Un jinn - parfois orthographié djinn est une créature de la mythologie sémitique. Ils sont en général invisibles et peuvent prendre différentes formes. Il y a de bons et de mauvais jinns.
Pour les anciens Arabes, les jinns représentent une autre race habitant la terre, ce sont des sortes d'esprits qui habitent les endroits déserts, les points d'eau et les forêts. Pour se manifester, ils prennent diverses formes, dont celles de l'homme ou des animaux, couramment des serpents.
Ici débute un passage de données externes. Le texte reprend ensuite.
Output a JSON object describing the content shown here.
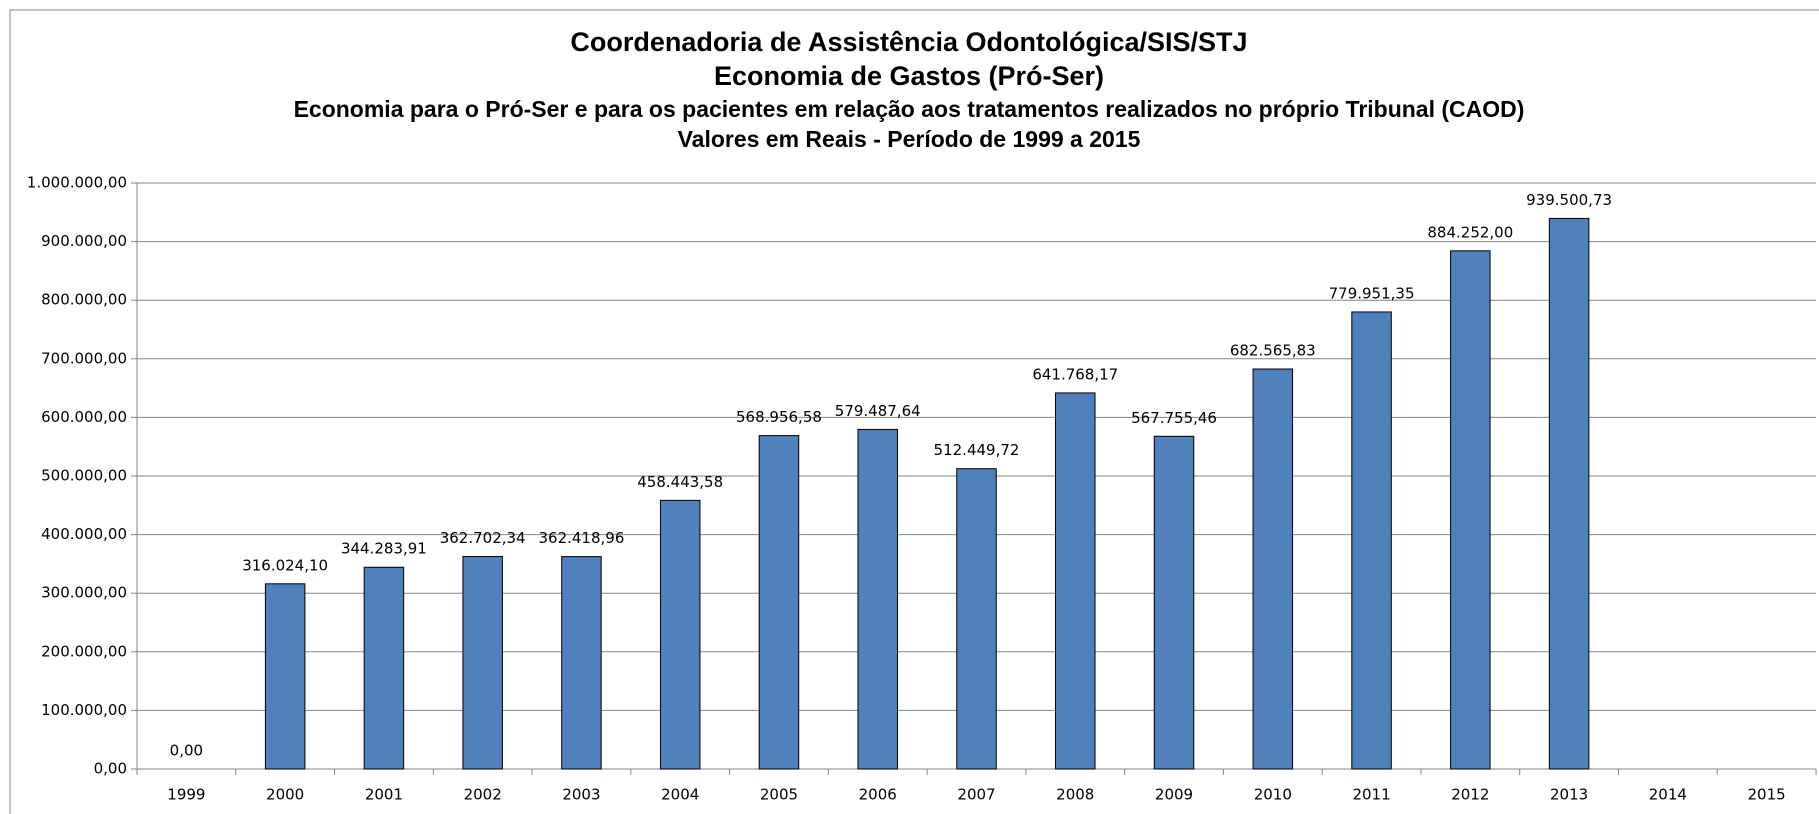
{
  "chart_data": {
    "type": "bar",
    "title": "Coordenadoria de Assistência Odontológica/SIS/STJ",
    "subtitles": [
      "Economia de Gastos (Pró-Ser)",
      "Economia para o Pró-Ser e para os pacientes em relação aos tratamentos realizados no próprio Tribunal (CAOD)",
      "Valores em Reais - Período de 1999 a 2015"
    ],
    "categories": [
      "1999",
      "2000",
      "2001",
      "2002",
      "2003",
      "2004",
      "2005",
      "2006",
      "2007",
      "2008",
      "2009",
      "2010",
      "2011",
      "2012",
      "2013",
      "2014",
      "2015"
    ],
    "values": [
      0,
      316024.1,
      344283.91,
      362702.34,
      362418.96,
      458443.58,
      568956.58,
      579487.64,
      512449.72,
      641768.17,
      567755.46,
      682565.83,
      779951.35,
      884252.0,
      939500.73,
      null,
      null
    ],
    "value_labels": [
      "0,00",
      "316.024,10",
      "344.283,91",
      "362.702,34",
      "362.418,96",
      "458.443,58",
      "568.956,58",
      "579.487,64",
      "512.449,72",
      "641.768,17",
      "567.755,46",
      "682.565,83",
      "779.951,35",
      "884.252,00",
      "939.500,73",
      null,
      null
    ],
    "color": "#4f81bd",
    "ylim": [
      0,
      1000000
    ],
    "yticks": [
      {
        "value": 0,
        "label": "0,00"
      },
      {
        "value": 100000,
        "label": "100.000,00"
      },
      {
        "value": 200000,
        "label": "200.000,00"
      },
      {
        "value": 300000,
        "label": "300.000,00"
      },
      {
        "value": 400000,
        "label": "400.000,00"
      },
      {
        "value": 500000,
        "label": "500.000,00"
      },
      {
        "value": 600000,
        "label": "600.000,00"
      },
      {
        "value": 700000,
        "label": "700.000,00"
      },
      {
        "value": 800000,
        "label": "800.000,00"
      },
      {
        "value": 900000,
        "label": "900.000,00"
      },
      {
        "value": 1000000,
        "label": "1.000.000,00"
      }
    ],
    "grid": true
  }
}
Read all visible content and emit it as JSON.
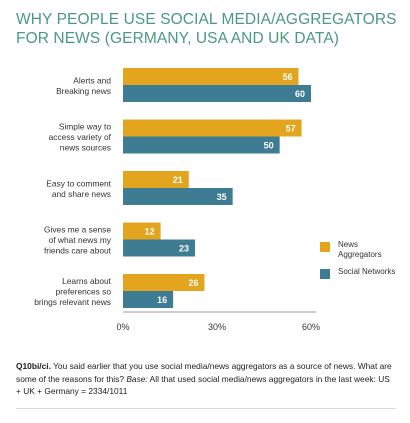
{
  "title": [
    "WHY PEOPLE USE SOCIAL MEDIA/AGGREGATORS",
    "FOR NEWS (GERMANY, USA AND UK DATA)"
  ],
  "colors": {
    "title": "#4a9a7c",
    "news_aggregators": "#e3a41e",
    "social_networks": "#3e7c94"
  },
  "legend": [
    {
      "label": "News Aggregators",
      "color": "#e3a41e"
    },
    {
      "label": "Social Networks",
      "color": "#3e7c94"
    }
  ],
  "chart_data": {
    "type": "bar",
    "orientation": "horizontal",
    "categories": [
      [
        "Alerts and",
        "Breaking news"
      ],
      [
        "Simple way to",
        "access variety of",
        "news sources"
      ],
      [
        "Easy to comment",
        "and share news"
      ],
      [
        "Gives me a sense",
        "of what news my",
        "friends care about"
      ],
      [
        "Learns about",
        "preferences so",
        "brings relevant news"
      ]
    ],
    "series": [
      {
        "name": "News Aggregators",
        "values": [
          56,
          57,
          21,
          12,
          26
        ]
      },
      {
        "name": "Social Networks",
        "values": [
          60,
          50,
          35,
          23,
          16
        ]
      }
    ],
    "xlim": [
      0,
      60
    ],
    "xticks": [
      "0%",
      "30%",
      "60%"
    ],
    "legend_position": "right",
    "grid": false
  },
  "footnote": {
    "question_id": "Q10bi/ci.",
    "question_text": "You said earlier that you use social media/news aggregators as a source of news. What are some of the reasons for this?",
    "base_label": "Base:",
    "base_text": "All that used social media/news aggregators in the last week: US + UK + Germany = 2334/1011"
  }
}
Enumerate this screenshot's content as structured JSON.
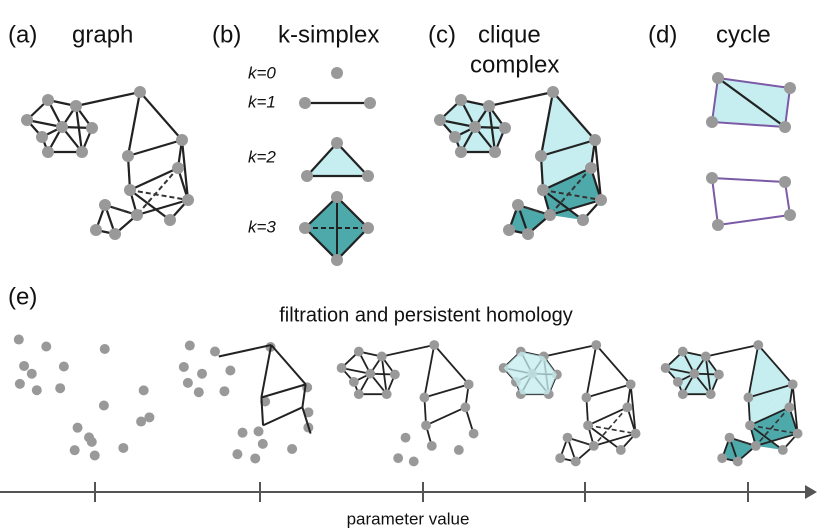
{
  "panels": {
    "a": {
      "tag": "(a)",
      "title": "graph"
    },
    "b": {
      "tag": "(b)",
      "title": "k-simplex",
      "levels": [
        "k=0",
        "k=1",
        "k=2",
        "k=3"
      ]
    },
    "c": {
      "tag": "(c)",
      "title": [
        "clique",
        "complex"
      ]
    },
    "d": {
      "tag": "(d)",
      "title": "cycle"
    },
    "e": {
      "tag": "(e)",
      "title": "filtration and persistent homology",
      "axis_label": "parameter value"
    }
  }
}
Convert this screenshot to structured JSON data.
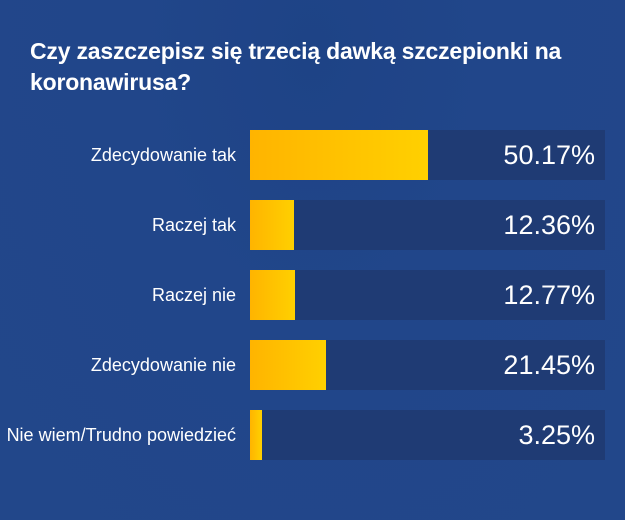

Le mot jinn ou 'ifrit (pluriel : 'afarit) désigne d'ailleurs à la fois ces esprits ainsi que certaines variétés de serpents. Les anciens arabes les discernaient des humains quand ils en prenaient la forme, par leurs noms, paroles ou comportements, qui demeuraient étranges. Certains de ces esprits étaient, selon les légendes pré-islamiques, les muses des poètes : ce sont les hawajis (singulier : hajis). Comme les hommes, ils sont organisés en royaumes, états, tribus, peuples, ils ont des religions (dont celles de l'homme) et des lois.
En Islam, les jinns sont des créatures dotées comme l'homme du libre arbitre, ils ont été créés à partir d'un feu sans fumée (comme l'être humain l'a été à partir d'argile), ils représentent avec l'Homme les deux "poids" de la terre, et comme l'Homme ils seront jugés le jour dernier.
On peut d'ailleurs noter que le mot « génie » (au sens merveilleux comme dans le conte d'Aladdin) est une francisation du mot « jinn ». La confusion avec le mot génie au sens commun (personne dotée d'une habileté intellectuelle remarquable) est semble-t-il intentionnelle. Il convient aussi de remarquer que dans l'arabe moderne le mot désignant un génie au sens commun du terme est 'abqari qui vient de 'abqar un oued de l'anciennne Arabie réputé comme étant un repaire de djinns.
Dans les Mille et une nuits, les jinns habitent la cité rose de Shadukiam. Le plus ancien jinn, par lequel ils jurent ou prêtent serment, se nomme Kashkash. D'après un grimoire médiéval (Le Livre du pouvoir), Ampharool est le jinn qui peut enseigner au magicien le secret du vol.
Victor Hugo a écrit un poème Les Djinns publié dans son recueil Les Orientales.